Actions to take when avalanche occurs:

If you become caught in an avalanche, try to:

  • Grab onto anything solid (trees, rocks, etc.) to avoid being swept away
  • Keep your mouth closed and your teeth clenched
  • If you start moving downward with the avalanche, stay on the surface using a swimming motion
  • Try to move yourself to the side of the avalanche

 

When the avalanche slows, attempt to:

  • Push yourself towards the surface
  • Make an air pocket in front of your face using one arm
  • Push the other arm towards the surface

 

When the avalanche stops, begin to:

  • Dig yourself out, if possible
  • Relax your breathing, particularly if you cannot dig yourself out
  • Stay calm and shout only when a searcher is near

 

After an avalanche:

  • When the avalanche stops, it will settle like concrete
  • Wait and hope for rescue
  • Try to remain calm and shout out only when a searcher is near
  • Relax your breathing, particularly if you are unable to dig yourself out.
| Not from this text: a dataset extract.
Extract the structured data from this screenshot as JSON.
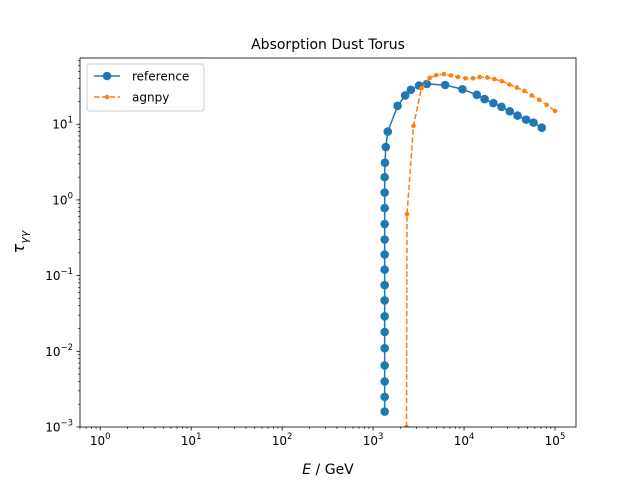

Never try to dig yourself out unless you see light from above the snow. The snow will appear brighter in appearance.
  • Remember every rescue team knows how to quickly locate people buried in an avalanche. Most teams work with dogs that have been specially trained to sniff out human scent. This means that the rescue team has a hand up on finding people buried under tons of snow.